There’s a Wooly Mammoth skeleton in the other room that was found in 1994 by a farmer outside of Kenosha, Wisc. They were digging with a ditch digger, and it was throwing up bone. The operator was astute enough to go to the owner. The owner went to a local archeology organization where the former Wisconsin state archeologist was working. He was very experienced in archeology, but he had no experience in paleontology, which he got as he got into this mammoth. It was fully butchered by paleo-Indians. It was one of the most amazing finds in North America. The carbon dating takes us back older than any association that we knew of, 14,500 years. Anyway, he had no experience getting bones out of the ground, and he was looking for someone to help him, and that’s where our name came up. He used us to work on the paleontological side. We were helping him with the study and restoring the bones, got them mounted, made a cast. … At that time we decided it would be a good centerpiece for education in elephants.

Why is important for people to know about elephants?

Worldwide, the elephant populations are in desperate situations. Humans are encroaching on all their natural lands. In Africa, farmlands and fence lines have divided up their normal range so they can’t wander as much, which costs them severely when it comes to droughts or other reasons. The same thing is happening in Asia. Here in the United States, the reduction of using the elephants in circuses has put extra pressure for zoos to take elephants, and zoos can’t take as many as they would like. So, what do we do with all the elephants in North America? We have to find sanctuaries for them or they have to be put to sleep. Hopefully, this show gives a good understanding of the past and what we’re doing and where we’re going with elephants in the present and into the future.

What other interests do you have along scientific-type lines?

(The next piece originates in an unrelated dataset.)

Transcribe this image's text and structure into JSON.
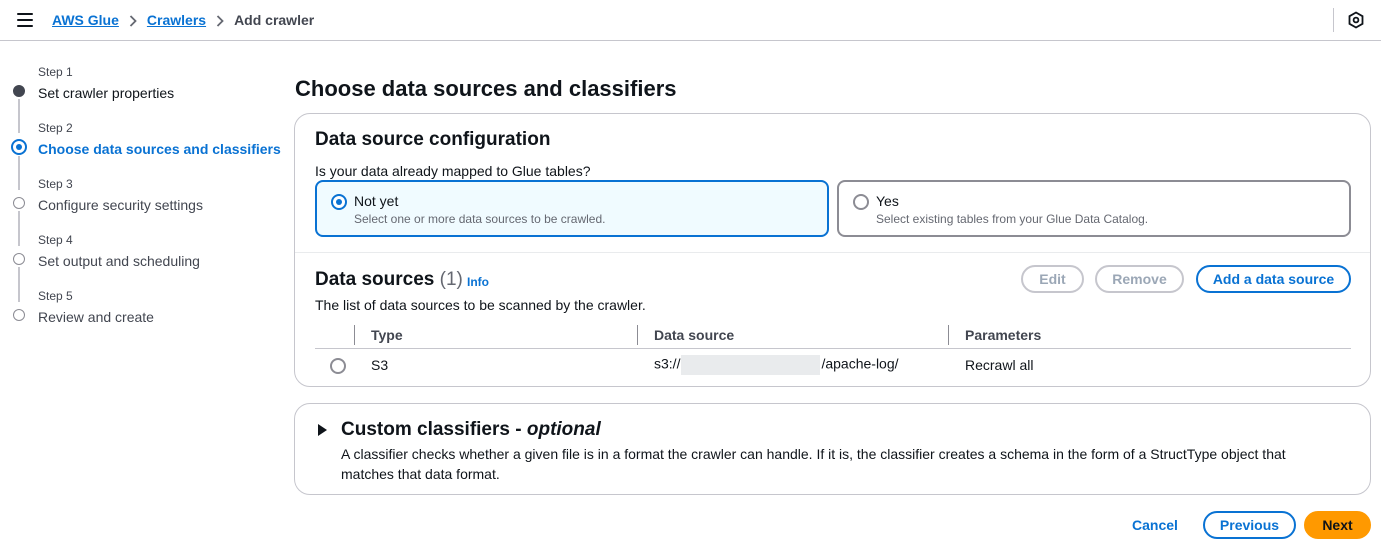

I’ve run a nonprofit organization that has specialized in education of kids. We take them out to Wyoming, South Dakota, North Dakota, different places, and we set up and dig dinosaurs out in the field in the summers.

That’s neat.

Yeah, it’s really fun to get these inner-city kids out into the middle of nowhere where they see a cow for the first time, much less dinosaur bones. That’s just inconceivable for most kids. When they get done with something like that, we’ve ripped the top of their heads off and crammed a whole bunch of stuff in. They’re really seeing life from a different angle after they’ve done something like that.

Do you ever hear from those kids?

I have Ph.Ds who started out in high school with me. That is very rewarding. We started in 1989, so in a 13-year time period, that’s pretty impressive. That probably means more to me than anything else.